Fourier Transform Spectroscopy for atmospheric research and operational use; a historical perspective
Abstract:
I was fortunate to become acquainted with FT Spectroscopy here at
University of Toronto in 1962 when the technique was at an early stage
of infancy. At that time it took great effort to make a Fourier
transform spectrometer (FTS) work both optically and computationally.
The first project I was involved in consisted of operating an FTS
remotely on a scientific balloon to measure the spectrum of the faint
night airglow from a high altitude vantage. Each successive opportunity
to work with FTS from which I would learn how to implement it better
will be chronicled. The driving force behind this persistent work with
FTS was the huge advantages the technique could provide compared with
more classical methods of spectroscopy. Initially the sensitivity
advantage obtained with the high optical throughput and the efficiency
achieved with multiplexing were of greatest interest.
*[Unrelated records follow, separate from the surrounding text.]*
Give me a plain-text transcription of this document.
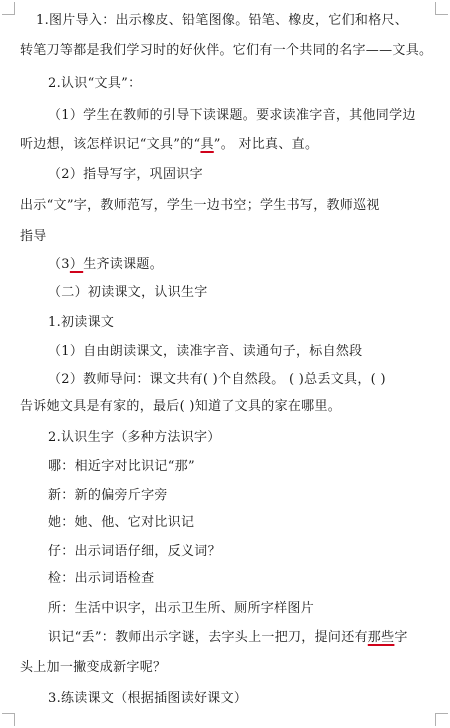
1.图片导入：出示橡皮、铅笔图像。铅笔、橡皮，它们和格尺、
转笔刀等都是我们学习时的好伙伴。它们有一个共同的名字——文具。
2.认识“文具”：
（1）学生在教师的引导下读课题。要求读准字音，其他同学边
听边想，该怎样识记“文具”的“具”。 对比真、直。
（2）指导写字，巩固识字
出示“文”字，教师范写，学生一边书空；学生书写，教师巡视
指导
（3）生齐读课题。
（二）初读课文，认识生字
1.初读课文
（1）自由朗读课文，读准字音、读通句子，标自然段
（2）教师导问：课文共有( )个自然段。 ( )总丢文具，( )
告诉她文具是有家的，最后( )知道了文具的家在哪里。
2.认识生字（多种方法识字）
哪：相近字对比识记“那”
新：新的偏旁斤字旁
她：她、他、它对比识记
仔：出示词语仔细，反义词？
检：出示词语检查
所：生活中识字，出示卫生所、厕所字样图片
识记“丢”：教师出示字谜，去字头上一把刀，提问还有那些字
头上加一撇变成新字呢？
3.练读课文（根据插图读好课文）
With time and the
development of array detectors the emphasis of FTS advantages changed to
accuracy and precision of spectral measurements achievable with FTS.
The presentation will be illustrated with multiple examples of FTS
implementations and applications. The evolution of various technologies
over the past 50 years also play an important role in the advancement of
FTS. In particular Moore’s law pertaining to the growth in computing
capability has played a pivotal role in advancing the state of the art
of FTS.